Effects of odevixibat on pruritus and bile acids in children with cholestatic liver disease: Phase 2 study

Purpose: Ileal bile acid transporter inhibition is a novel therapeutic concept for cholestatic pruritus and cholestatic liver disease progression. Odevixibat, a potent, selective, reversible ileal bile acid transporter inhibitor, decreases enteric bile acid reuptake with minimal systemic expo-sure. Oral odevixibat safety, tolerability, and efficacy in pediatric patients with cholestatic liver disease and pruritus were evaluated. Patients and methods: In this phase 2, open-label, multicenter study, children received 10-200 mu g/kg oral odevixibat daily for 4 weeks. Changes in serum bile acid levels (primary efficacy endpoint), pruritus, and sleep disturbance were explored. Results: Twenty patients were enrolled (8 females; 1-17 years; 4 re-entered at a different dose). Diagnoses included progressive familial intrahepatic cholestasis (n = 13; 3 re-entries), Ala-gille syndrome (n = 6), biliary atresia (n = 3), and other intrahepatic cholestasis causes (n = 2; 1 re-entry).

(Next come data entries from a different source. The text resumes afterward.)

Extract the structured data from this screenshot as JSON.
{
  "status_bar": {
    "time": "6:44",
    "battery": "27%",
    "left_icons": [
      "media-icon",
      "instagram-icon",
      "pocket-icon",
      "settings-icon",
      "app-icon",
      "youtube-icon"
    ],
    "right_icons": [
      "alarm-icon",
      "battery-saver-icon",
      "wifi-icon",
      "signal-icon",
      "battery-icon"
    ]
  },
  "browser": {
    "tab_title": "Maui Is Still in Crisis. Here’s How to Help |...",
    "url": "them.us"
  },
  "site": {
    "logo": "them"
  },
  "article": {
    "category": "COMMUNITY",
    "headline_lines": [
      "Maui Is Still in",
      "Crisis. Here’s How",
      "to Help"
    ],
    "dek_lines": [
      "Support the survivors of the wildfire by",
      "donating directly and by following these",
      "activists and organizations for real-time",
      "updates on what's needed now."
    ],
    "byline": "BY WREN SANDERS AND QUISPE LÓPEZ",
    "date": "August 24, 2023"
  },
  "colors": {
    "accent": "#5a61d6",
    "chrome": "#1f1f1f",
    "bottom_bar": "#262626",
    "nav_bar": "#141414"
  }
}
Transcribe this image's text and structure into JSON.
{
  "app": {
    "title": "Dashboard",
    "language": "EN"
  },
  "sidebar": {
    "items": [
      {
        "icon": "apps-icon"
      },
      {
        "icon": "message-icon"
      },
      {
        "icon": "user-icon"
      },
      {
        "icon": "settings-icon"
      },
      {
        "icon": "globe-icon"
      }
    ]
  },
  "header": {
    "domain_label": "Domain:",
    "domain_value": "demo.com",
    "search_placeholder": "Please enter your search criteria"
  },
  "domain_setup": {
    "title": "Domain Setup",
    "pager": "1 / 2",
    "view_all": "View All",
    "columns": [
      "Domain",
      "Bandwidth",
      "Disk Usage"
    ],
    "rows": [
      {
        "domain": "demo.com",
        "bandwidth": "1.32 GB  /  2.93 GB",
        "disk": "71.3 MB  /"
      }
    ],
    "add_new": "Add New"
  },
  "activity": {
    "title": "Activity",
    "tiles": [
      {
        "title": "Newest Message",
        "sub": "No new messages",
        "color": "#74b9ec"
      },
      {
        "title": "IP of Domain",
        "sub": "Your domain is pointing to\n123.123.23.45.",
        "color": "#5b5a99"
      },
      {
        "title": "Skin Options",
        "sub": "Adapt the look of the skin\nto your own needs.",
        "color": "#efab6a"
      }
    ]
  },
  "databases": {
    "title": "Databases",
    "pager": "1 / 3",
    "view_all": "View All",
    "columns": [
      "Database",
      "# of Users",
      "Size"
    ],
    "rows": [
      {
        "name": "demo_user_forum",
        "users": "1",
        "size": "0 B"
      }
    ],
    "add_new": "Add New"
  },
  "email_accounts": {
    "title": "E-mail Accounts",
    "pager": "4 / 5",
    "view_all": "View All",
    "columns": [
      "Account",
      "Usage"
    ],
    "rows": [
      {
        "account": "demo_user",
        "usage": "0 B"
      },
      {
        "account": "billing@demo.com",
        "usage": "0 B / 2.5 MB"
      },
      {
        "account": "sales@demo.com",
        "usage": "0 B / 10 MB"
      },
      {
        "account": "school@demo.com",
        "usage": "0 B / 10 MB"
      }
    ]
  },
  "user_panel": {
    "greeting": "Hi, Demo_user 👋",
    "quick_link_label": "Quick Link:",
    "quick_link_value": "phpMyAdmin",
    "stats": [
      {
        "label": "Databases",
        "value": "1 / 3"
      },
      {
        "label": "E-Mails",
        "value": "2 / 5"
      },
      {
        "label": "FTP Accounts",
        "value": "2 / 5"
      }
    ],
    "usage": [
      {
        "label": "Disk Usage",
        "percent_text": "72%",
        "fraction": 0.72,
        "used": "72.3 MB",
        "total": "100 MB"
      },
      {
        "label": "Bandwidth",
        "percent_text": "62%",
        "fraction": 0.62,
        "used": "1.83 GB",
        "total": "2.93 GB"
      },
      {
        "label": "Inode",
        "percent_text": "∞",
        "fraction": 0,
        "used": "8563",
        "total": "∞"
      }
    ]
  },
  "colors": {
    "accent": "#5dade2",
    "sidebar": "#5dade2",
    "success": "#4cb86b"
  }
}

Mean baseline serum bile acid levels were high (235 mu mol/L; range, 26-564) and were reduced in the majority (-123.1 mu mol/L; range,-394 to 14.5, reflecting reductions of up to 98%). Patient-reported diary data documented improved pruritus (3 scales) and sleep. With 100 mu g/kg, mean (SEM) decrease was 2.8 (1.1) points for pruritus (visual analogue itch scale 0-10) and 2.9 (0.9) points for sleep disturbance (Patient-Oriented Scoring Atopic Dermatitis scale 0-10). Reduced pruritus correlated significantly with reduced serum bile acids (P < 0.007). Significant correlations were also observed between autotaxin levels and pruritus. All patients completed the study. No serious adverse events were treatment related; most adverse events, including increased transaminases, were transient. Conclusions: Orally administered odevixibat was well tolerated, reduced serum bile acids, and improved pruritus and sleep disturbance in children with cholestatic diseases. (c) 2021 Published by Elsevier Masson SAS.

Automated summary

Orally administered Odevixibat was well tolerated and effectively reduced serum bile acids, improving pruritus and sleep disturbance in pediatric patients with cholestatic diseases.